The role of Cr, P, and N solutes on the irradiated microstructure of bcc Fe

The objective of this study is to understand irradiation-induced and assisted defect evolution in binary body center cubic (bcc) Fe-based alloys. The broader class of bcc ferritic alloys are leading candidates for advanced nuclear fission and fusion applications, in part due to their exceptional void swelling resistance. However, their irradiated microstructure evolution is sensitive to solute species present, since these solutes can act as traps for irradiation-induced defects due to the surrounding tensile or compressive stress fields.
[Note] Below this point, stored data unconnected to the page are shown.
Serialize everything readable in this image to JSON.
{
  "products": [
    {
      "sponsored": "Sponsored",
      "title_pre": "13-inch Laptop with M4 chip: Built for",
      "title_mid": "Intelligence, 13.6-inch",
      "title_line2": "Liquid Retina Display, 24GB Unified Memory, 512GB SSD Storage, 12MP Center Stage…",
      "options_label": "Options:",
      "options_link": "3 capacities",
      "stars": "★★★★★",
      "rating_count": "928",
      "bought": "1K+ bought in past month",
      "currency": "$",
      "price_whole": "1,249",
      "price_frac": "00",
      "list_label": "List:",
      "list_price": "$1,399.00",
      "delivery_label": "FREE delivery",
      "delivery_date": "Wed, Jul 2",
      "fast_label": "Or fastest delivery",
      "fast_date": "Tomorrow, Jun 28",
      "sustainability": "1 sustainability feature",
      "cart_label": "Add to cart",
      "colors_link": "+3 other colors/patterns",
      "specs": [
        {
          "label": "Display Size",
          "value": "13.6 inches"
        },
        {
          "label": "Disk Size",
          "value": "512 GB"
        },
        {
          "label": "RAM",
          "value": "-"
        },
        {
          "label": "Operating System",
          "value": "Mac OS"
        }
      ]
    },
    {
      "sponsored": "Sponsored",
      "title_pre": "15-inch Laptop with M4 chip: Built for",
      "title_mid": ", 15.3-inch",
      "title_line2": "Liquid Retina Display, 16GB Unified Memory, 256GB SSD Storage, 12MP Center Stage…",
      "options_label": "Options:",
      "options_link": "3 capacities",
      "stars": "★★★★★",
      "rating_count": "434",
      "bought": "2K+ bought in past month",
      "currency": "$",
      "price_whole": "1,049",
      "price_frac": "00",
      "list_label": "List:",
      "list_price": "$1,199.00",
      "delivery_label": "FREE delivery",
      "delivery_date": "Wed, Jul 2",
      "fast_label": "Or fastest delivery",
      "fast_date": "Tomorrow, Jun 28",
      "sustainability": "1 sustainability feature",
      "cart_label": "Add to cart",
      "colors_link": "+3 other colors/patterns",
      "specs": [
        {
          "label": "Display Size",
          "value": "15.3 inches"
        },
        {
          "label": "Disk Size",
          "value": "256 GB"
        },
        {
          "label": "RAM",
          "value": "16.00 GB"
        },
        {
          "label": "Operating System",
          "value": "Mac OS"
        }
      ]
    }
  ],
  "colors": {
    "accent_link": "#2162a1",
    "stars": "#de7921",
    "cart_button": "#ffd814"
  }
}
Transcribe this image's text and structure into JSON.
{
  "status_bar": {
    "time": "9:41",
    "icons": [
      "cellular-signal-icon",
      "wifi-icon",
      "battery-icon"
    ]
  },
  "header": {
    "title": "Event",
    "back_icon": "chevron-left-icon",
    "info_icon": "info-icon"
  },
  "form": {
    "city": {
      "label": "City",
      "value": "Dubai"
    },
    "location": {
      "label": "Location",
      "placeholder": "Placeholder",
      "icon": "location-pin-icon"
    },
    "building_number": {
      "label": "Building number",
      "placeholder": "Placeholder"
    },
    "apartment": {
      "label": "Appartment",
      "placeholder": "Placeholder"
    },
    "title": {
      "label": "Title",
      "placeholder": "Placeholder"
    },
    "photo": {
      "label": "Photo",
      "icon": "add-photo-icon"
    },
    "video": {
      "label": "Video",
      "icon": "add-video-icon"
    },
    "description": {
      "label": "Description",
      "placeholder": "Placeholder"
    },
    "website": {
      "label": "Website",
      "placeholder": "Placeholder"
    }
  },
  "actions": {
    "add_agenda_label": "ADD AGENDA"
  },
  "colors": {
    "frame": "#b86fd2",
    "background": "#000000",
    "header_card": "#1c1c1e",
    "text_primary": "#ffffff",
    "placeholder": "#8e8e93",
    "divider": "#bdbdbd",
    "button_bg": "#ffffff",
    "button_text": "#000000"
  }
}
Here, three alloys (Fe9.5%Cr, Fe-4.5%P, and Fe-2.3%N) are selected for study because they systematically exhibit varying solute sizes and solute positions (i.e., substitutional or interstitial). Ex situ and in situ ion irradiations reveal that Fe-P has a considerably finer and denser population of irradiation-induced defects than Fe-Cr and Fe-N at the same irradiation conditions, which is attributed to strong defect trapping at undersized substitutional P, consequently hindering the development of extended defects. Meanwhile, oversized substitutional solutes (e.g., Cr) and interstitial solutes (e.g., N) may also suppress dislocation loop development due to weak solute-defect trapping.

Automated summary

The objective of this study is to understand the evolution of irradiation-induced and assisted defects in binary body center cubic (bcc) Fe-based alloys. Three alloys (Fe9.5%Cr, Fe-4.5%P, and Fe-2.3%N) with varying solute sizes and positions were selected for investigation. The results showed that the presence of different solute species affected the development of irradiation-induced defects in the alloys, with undersized substitutional solutes (e.g., P) hindering their formation and oversized substitutional or interstitial solutes (e.g., Cr and N) potentially suppressing dislocation loop development.